A hardware wallet like Trezor or Ledger Nano S solves this problem. These devices are designed to be one-time use only: they have a small screen and no way to connect to a computer. They can’t be hacked and they can’t be shut down, so even if the company that made it goes out of business, you will still have access to your coins.

The main reason to store your cryptocurrency offline is that it is safer. The keys to your wallet are in a secure place. If you have your private key, you have the funds. If you lose your private key, there is no way to access the funds.

The other reason to store your cryptocurrency offline is that if the price of cryptocurrency continues to rise, then it becomes more valuable. As a result, storing funds offline makes it more valuable.

If you want to get rich, do not listen to what people say about the market price of cryptocurrency and hold on to your coins so that you can sell them at a higher price later.

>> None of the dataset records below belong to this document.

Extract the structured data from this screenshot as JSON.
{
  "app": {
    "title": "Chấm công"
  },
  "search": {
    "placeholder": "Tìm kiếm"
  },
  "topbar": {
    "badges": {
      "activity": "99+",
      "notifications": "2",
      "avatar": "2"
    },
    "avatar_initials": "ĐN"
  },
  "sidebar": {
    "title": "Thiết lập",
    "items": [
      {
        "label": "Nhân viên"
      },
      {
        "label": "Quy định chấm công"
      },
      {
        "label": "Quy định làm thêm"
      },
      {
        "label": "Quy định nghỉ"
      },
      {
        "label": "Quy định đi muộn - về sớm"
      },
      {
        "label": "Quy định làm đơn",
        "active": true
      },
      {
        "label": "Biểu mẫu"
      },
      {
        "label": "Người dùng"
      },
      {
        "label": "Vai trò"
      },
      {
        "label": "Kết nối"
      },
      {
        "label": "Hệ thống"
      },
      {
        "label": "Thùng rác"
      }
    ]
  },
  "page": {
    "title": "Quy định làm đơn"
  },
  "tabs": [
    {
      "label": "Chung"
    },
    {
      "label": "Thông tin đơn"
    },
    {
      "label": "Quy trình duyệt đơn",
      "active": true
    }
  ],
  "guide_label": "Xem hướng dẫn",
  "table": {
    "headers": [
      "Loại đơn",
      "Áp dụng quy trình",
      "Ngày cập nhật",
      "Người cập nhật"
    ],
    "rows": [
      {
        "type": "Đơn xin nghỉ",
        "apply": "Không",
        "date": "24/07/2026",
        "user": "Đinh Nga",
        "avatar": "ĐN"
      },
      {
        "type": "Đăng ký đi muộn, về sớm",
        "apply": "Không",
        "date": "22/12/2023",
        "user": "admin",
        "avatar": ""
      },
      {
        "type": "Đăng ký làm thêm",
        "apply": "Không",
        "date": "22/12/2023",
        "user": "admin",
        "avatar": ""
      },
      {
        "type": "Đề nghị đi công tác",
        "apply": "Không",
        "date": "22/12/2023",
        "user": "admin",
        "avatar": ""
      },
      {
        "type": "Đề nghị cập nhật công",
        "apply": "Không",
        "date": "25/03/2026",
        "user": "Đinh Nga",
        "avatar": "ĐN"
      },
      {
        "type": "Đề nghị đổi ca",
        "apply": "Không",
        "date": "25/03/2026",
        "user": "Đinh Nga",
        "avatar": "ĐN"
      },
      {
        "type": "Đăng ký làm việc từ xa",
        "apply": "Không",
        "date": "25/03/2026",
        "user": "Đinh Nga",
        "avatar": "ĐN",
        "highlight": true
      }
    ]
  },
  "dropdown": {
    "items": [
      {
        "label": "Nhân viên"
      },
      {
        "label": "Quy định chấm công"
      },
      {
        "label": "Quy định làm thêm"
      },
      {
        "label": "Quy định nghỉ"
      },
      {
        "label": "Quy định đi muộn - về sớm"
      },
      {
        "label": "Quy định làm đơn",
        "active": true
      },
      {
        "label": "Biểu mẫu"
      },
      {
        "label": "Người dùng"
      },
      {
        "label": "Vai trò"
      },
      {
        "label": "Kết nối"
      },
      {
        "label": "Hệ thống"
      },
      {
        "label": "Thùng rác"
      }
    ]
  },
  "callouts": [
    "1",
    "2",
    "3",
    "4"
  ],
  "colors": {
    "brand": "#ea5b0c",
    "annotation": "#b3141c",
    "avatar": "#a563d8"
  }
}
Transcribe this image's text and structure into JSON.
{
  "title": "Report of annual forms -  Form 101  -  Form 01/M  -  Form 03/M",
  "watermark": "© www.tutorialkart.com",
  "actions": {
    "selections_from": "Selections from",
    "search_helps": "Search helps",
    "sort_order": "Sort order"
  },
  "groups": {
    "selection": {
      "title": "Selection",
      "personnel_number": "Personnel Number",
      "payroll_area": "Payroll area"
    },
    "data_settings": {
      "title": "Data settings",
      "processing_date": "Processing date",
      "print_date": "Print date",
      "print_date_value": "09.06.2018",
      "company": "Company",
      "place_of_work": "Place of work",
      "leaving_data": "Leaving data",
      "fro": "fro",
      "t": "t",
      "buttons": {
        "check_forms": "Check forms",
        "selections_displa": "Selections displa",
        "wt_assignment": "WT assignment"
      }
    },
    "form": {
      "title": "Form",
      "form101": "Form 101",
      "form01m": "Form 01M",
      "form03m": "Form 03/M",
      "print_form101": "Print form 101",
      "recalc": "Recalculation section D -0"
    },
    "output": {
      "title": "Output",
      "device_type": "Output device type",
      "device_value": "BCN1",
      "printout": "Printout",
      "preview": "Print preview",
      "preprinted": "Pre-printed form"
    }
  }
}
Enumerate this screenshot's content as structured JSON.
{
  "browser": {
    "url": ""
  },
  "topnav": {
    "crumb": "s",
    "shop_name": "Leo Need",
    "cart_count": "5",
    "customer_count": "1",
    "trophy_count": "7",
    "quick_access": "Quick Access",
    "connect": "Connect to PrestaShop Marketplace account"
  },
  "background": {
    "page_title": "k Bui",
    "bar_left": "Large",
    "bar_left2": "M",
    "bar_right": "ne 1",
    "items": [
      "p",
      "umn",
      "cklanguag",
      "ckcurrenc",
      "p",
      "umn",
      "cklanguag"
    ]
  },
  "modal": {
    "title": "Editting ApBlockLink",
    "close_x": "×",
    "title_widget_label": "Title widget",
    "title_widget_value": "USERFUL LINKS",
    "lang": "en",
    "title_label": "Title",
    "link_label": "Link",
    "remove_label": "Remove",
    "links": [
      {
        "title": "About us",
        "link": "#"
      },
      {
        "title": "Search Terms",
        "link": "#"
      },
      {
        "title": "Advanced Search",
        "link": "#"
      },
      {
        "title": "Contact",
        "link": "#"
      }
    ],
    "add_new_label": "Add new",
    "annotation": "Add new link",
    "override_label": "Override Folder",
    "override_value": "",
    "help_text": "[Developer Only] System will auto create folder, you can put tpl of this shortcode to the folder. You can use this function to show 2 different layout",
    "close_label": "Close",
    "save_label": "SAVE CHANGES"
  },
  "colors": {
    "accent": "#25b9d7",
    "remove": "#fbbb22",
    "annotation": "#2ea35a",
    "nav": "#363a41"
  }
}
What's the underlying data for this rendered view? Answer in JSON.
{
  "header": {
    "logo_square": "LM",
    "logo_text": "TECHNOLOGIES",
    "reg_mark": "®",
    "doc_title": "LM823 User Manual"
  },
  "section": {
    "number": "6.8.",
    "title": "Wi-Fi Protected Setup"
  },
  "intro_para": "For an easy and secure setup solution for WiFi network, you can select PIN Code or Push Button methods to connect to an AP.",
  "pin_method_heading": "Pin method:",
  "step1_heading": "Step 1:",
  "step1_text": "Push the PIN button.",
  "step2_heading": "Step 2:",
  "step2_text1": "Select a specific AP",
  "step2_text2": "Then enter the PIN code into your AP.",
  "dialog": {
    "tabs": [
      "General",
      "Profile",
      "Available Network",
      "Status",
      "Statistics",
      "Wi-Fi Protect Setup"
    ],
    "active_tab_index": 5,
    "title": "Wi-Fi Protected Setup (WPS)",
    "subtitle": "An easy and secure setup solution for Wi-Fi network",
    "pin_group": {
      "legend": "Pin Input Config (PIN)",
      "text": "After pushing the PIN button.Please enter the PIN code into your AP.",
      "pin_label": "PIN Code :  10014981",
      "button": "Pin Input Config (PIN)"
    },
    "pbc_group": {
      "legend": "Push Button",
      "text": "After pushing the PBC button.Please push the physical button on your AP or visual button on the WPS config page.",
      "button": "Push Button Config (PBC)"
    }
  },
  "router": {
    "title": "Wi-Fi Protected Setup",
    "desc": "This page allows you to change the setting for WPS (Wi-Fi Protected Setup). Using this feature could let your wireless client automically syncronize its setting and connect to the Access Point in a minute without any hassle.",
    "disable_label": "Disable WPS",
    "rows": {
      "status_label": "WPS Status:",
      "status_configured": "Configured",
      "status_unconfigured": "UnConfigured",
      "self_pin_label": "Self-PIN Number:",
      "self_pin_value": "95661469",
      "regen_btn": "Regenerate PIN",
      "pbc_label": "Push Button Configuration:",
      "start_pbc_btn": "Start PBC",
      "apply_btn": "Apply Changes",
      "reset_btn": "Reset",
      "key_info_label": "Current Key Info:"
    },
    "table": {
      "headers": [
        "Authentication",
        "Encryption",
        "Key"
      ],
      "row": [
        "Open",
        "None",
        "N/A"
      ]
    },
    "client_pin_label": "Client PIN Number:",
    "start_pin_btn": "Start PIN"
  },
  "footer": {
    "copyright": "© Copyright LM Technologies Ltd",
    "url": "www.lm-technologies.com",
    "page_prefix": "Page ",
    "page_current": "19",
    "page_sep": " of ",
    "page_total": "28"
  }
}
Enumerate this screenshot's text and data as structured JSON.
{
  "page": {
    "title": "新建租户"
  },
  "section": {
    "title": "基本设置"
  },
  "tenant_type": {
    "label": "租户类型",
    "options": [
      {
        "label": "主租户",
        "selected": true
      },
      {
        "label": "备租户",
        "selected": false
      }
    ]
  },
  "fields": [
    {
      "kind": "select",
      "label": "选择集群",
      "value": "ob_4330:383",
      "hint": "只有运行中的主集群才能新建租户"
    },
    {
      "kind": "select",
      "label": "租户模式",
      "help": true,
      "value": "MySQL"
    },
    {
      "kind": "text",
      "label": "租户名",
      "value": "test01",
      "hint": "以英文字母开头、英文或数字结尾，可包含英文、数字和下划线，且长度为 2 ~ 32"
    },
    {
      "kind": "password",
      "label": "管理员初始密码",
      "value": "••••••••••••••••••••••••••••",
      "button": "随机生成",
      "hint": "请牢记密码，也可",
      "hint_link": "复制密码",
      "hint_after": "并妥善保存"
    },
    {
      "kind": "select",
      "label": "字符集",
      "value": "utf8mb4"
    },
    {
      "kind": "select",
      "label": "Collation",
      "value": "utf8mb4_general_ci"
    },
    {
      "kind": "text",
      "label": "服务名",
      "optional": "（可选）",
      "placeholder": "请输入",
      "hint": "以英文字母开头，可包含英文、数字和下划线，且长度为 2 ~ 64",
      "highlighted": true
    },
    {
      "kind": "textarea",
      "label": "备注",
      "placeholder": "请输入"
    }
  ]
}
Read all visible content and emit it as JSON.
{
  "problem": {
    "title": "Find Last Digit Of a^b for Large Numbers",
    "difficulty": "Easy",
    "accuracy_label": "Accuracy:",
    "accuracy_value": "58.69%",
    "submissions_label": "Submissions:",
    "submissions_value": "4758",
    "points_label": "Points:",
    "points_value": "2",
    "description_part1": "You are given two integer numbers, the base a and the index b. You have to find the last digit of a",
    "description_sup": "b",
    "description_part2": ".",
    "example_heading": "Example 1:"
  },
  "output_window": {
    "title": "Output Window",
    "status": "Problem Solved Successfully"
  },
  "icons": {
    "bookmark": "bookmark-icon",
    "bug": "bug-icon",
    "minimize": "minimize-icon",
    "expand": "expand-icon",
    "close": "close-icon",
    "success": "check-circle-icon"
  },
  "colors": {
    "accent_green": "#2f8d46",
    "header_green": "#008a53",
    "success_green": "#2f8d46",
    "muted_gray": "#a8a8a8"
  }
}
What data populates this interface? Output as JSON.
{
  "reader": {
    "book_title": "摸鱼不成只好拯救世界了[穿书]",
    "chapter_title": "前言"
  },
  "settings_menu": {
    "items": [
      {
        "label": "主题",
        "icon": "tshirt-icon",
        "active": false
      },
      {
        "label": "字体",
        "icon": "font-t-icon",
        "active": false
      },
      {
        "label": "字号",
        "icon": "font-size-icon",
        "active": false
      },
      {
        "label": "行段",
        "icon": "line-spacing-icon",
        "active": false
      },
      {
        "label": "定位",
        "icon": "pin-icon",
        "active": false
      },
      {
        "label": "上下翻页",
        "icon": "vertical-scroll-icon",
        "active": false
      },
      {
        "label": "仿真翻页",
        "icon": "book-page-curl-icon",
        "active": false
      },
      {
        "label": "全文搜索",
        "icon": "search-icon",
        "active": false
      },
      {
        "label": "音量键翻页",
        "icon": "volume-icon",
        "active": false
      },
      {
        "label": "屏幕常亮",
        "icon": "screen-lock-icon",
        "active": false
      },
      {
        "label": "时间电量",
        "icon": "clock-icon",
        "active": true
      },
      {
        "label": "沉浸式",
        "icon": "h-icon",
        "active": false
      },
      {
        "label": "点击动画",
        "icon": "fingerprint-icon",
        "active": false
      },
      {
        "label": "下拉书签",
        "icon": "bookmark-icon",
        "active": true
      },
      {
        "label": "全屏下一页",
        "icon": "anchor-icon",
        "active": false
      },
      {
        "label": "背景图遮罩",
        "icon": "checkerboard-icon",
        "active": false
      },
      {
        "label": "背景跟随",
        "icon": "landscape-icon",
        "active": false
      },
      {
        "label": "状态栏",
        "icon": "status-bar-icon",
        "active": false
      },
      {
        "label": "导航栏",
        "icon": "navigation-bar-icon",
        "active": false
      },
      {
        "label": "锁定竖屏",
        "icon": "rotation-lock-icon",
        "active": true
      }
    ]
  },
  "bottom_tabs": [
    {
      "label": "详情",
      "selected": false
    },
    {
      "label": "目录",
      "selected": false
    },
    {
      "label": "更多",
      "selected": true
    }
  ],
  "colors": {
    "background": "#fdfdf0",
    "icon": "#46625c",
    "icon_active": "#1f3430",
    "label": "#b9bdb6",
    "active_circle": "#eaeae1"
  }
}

Your cryptocurrency wallet has two functions. One is to store your private keys, which are the cryptographic keys that allow you to spend and transfer your coins. The other is to keep track of the current value of your holdings, so that you can calculate how much money you have.

The problem with using software for both functions is that it’s easy for hackers to steal your private keys and make a copy of them. This can be accomplished in a very simple way: just get hold of the software that uses your private keys, take a snapshot of all your coins, then put the snapshot on a USB drive and stick it in a box somewhere.

That’s what happened to the DAO project: hackers stole the private key so they could empty out the DAO’s balance sheet. It would have been even easier to do if they had taken a snapshot before they did so, but they didn’t—so they got caught.*

We often think of Bitcoin as a free money machine that anyone can use. But when you put money into Bitcoin, it is not like putting money into a bank account. Rather, it’s like putting money on a gamble. You really think that the price will rise, or you don’t. Banks and other financial institutions hold your money in trust for you, but with Bitcoin there is no one to keep an eye on your funds and make sure things work out right.

Bitcoin is a kind of digital gold standard. It is designed to be scarce and decentralized, just like real gold. It is meant to be an alternative to fiat currencies such as the dollar or the euro; it doesn’t represent any claim on physical wealth or anything of the sort. Yet it has been remarkably successful in displacing fiat currencies and becoming a commonly-used medium of exchange – even though it is worth no more than paper or computer memory.